Not ALL classic TV is as good as you remember it, trust me... And I was referring to the advertisements, which were even worse! There were some great shows, to be sure, but there were some serious clunkers, as well. You don't remember them as well because many of them never made it into syndication - in television, there's something called the "golden number" - it's the minimum number of episodes needed for a show to make it into syndication for local TV stations. That minimum number is 65, allowing a local station to broadcast it five times a week for at least 13 weeks. If a show didn't run for three seasons (back when a season meant approximately 26 episodes, plus or minus a few), it never made it into syndication on local stations. In today's market, with so many cable network channels to fill with programming, it's a little easier to syndicate a shorter show, but the demand's still not very high, especially when a show is bad enough.

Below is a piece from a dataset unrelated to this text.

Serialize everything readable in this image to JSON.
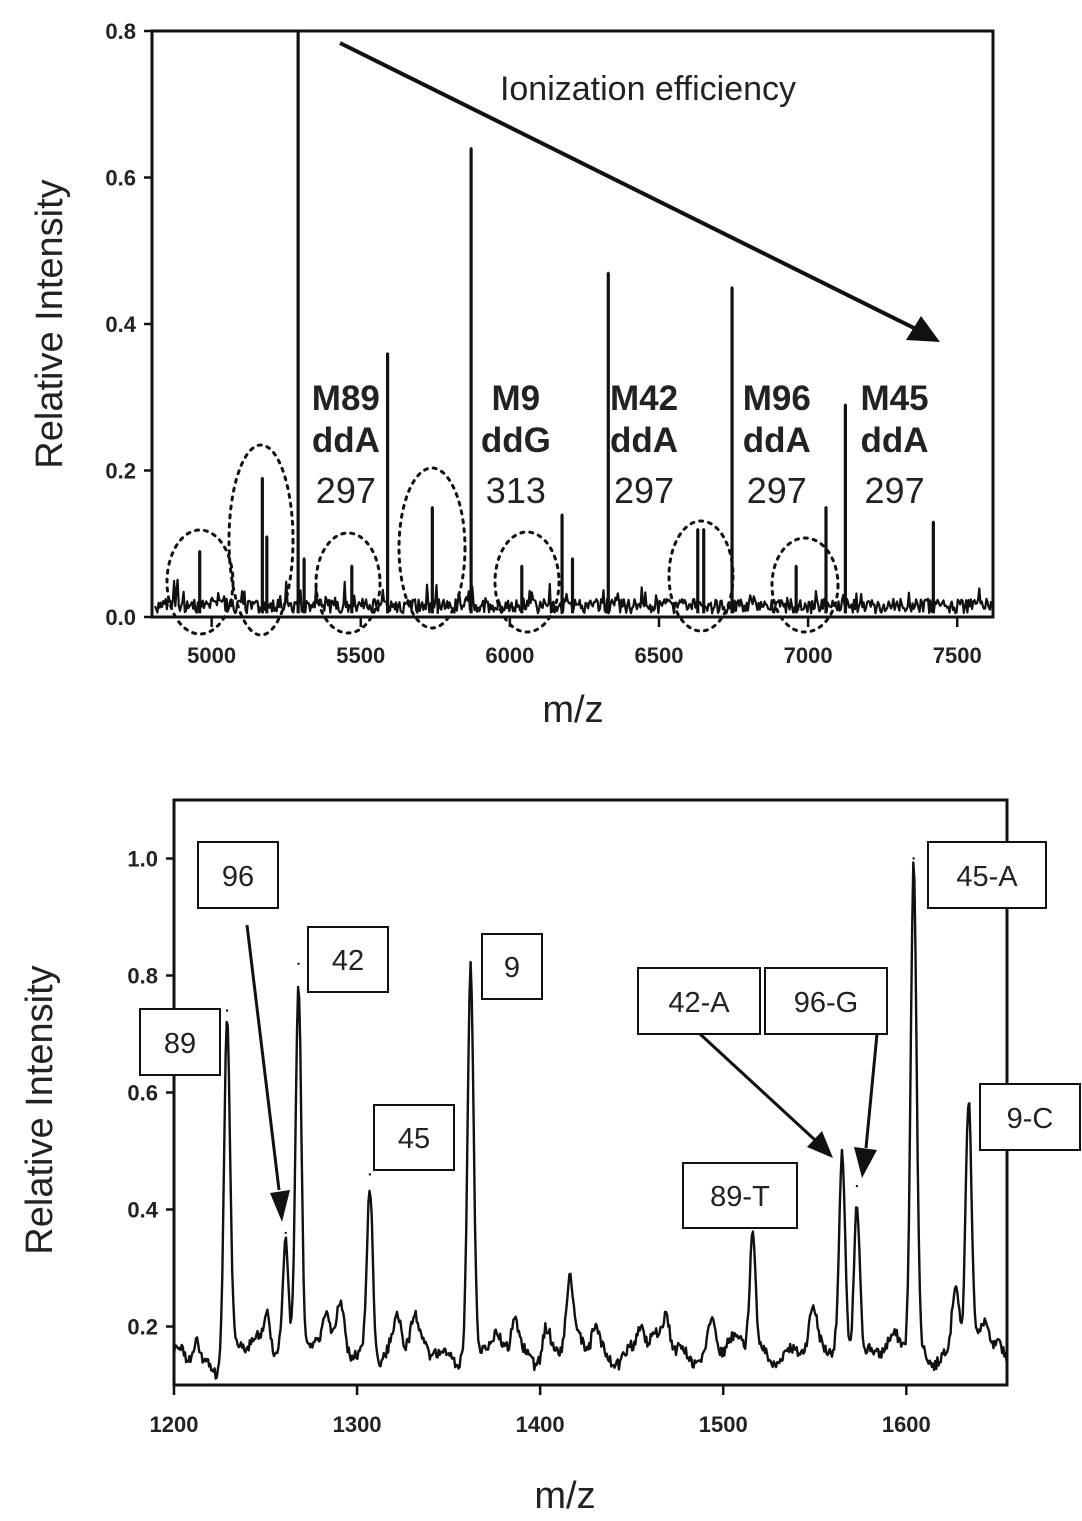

I've seen a few photos of the gilding process. Peter takes little flakes of gold that are so light, they float in the air when released from his tweezers, and glues them to the edge of a deck being held in a vise. They have to be applied very carefully - a single wrong move ruins an entire deck and wastes some very expensive 23.5k gold foil. That's part of the expense, right there - he's not using a gold look-alike, he's using nearly-pure gold. It's a highly labor-intensive process. Even back in the day, I don't think it was as difficult as the process he uses - there's no way they would have been produced in the numbers that they were, not without hiring an army of gilders.